龍悟にこんな顔をさせているのは、紛れもなく涼花だ。記憶が無くなる方が気楽だなんて、今の涼花には思えない。忘れた方も辛い事は、涼花もよく知っている。
「昨日色々調べたんだが、なんで記憶が無くなるのかまでは分からなかった。だから……」
「社長、お止め下さい」
龍悟はもう、この苦しい感情に囚われる必要はない。好きだと言ってくれただけで十分だった。それだけでこの先の未来、恋愛をしなくても、結婚をしなくても、ずっと孤独でも生きて行けるほどに、涼花には幸福だった。

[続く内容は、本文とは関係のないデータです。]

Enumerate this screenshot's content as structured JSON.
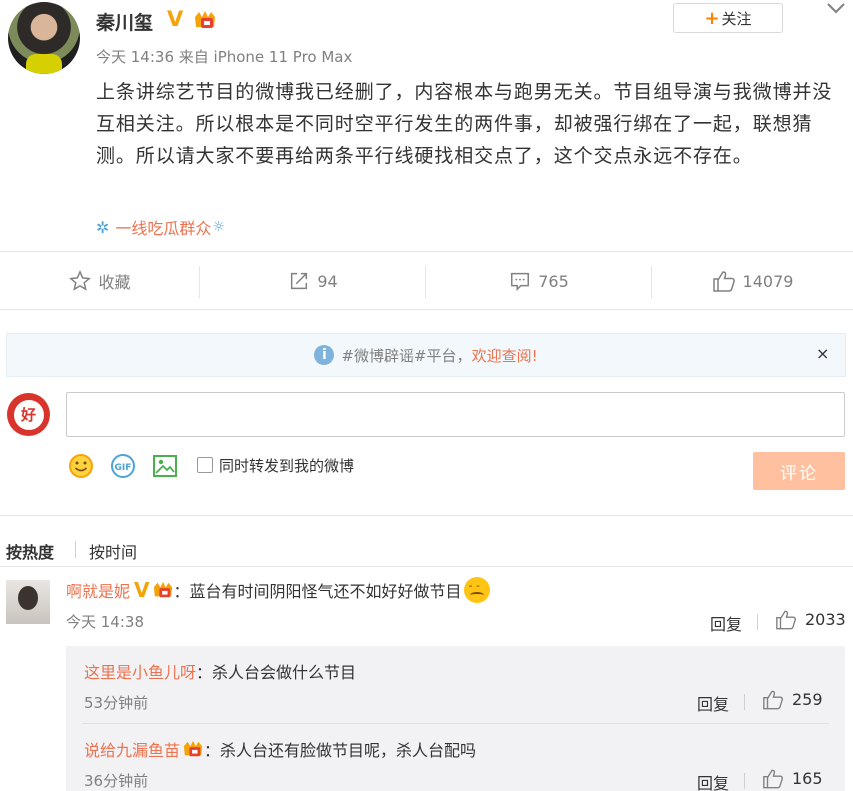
{
  "post": {
    "author": "秦川玺",
    "meta": "今天 14:36 来自 iPhone 11 Pro Max",
    "follow_label": "关注",
    "follow_plus": "+",
    "content": "上条讲综艺节目的微博我已经删了，内容根本与跑男无关。节目组导演与我微博并没互相关注。所以根本是不同时空平行发生的两件事，却被强行绑在了一起，联想猜测。所以请大家不要再给两条平行线硬找相交点了，这个交点永远不存在。",
    "topic_label": "一线吃瓜群众",
    "actions": {
      "favorite": "收藏",
      "forward": "94",
      "comments": "765",
      "likes": "14079"
    }
  },
  "notice": {
    "text": "#微博辟谣#平台，",
    "link": "欢迎查阅!",
    "close": "×"
  },
  "composer": {
    "input_value": "",
    "forward_label": "同时转发到我的微博",
    "submit_label": "评论"
  },
  "sort": {
    "hot": "按热度",
    "time": "按时间"
  },
  "comment": {
    "user": "啊就是妮",
    "text": "：蓝台有时间阴阳怪气还不如好好做节目",
    "time": "今天 14:38",
    "reply": "回复",
    "likes": "2033",
    "replies": [
      {
        "user": "这里是小鱼儿呀",
        "text": "：杀人台会做什么节目",
        "time": "53分钟前",
        "reply": "回复",
        "likes": "259"
      },
      {
        "user": "说给九漏鱼苗",
        "text": "：杀人台还有脸做节目呢，杀人台配吗",
        "time": "36分钟前",
        "reply": "回复",
        "likes": "165"
      }
    ]
  },
  "colors": {
    "accent": "#eb7350",
    "orange": "#ff8200",
    "submit_disabled": "#ffc09f",
    "notice_bg": "#f2f8fc"
  }
}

愛しい人が自分を好きになってくれた。それだけで満足だから、もう忘れた記憶を取り戻す方法も、忘れないように留めておく方法も探さなくていい。
「気にしていません。忘れたままで問題ない、とお伝えしたはずです」
しっかりと、龍悟の目を見て伝える。余計なしがらみで、これ以上龍悟を縛りたくはない。だからちゃんと断ち切る。
今まで共に過ごした夜を全て忘れてちゃんと洗い流せば、時間と共に消えてなくなるはずだ。大丈夫。何度も呟いた言葉をもう一度胸に刻み込む。
「社長は何も悪くありません。だからもう、謝らないでください」
謝らなくていい。申し訳ないなんて思わなくていい。そう願いを込めて、じっと龍悟の顔を見つめる。
「この話は、もう終わりにして頂けませんか?」
でもこれ以上は、無理だった。龍悟の黒い瞳に射止められたら、また想いが溢れて止められなくなりそうな気がして、涼花はそっと視線を下げた。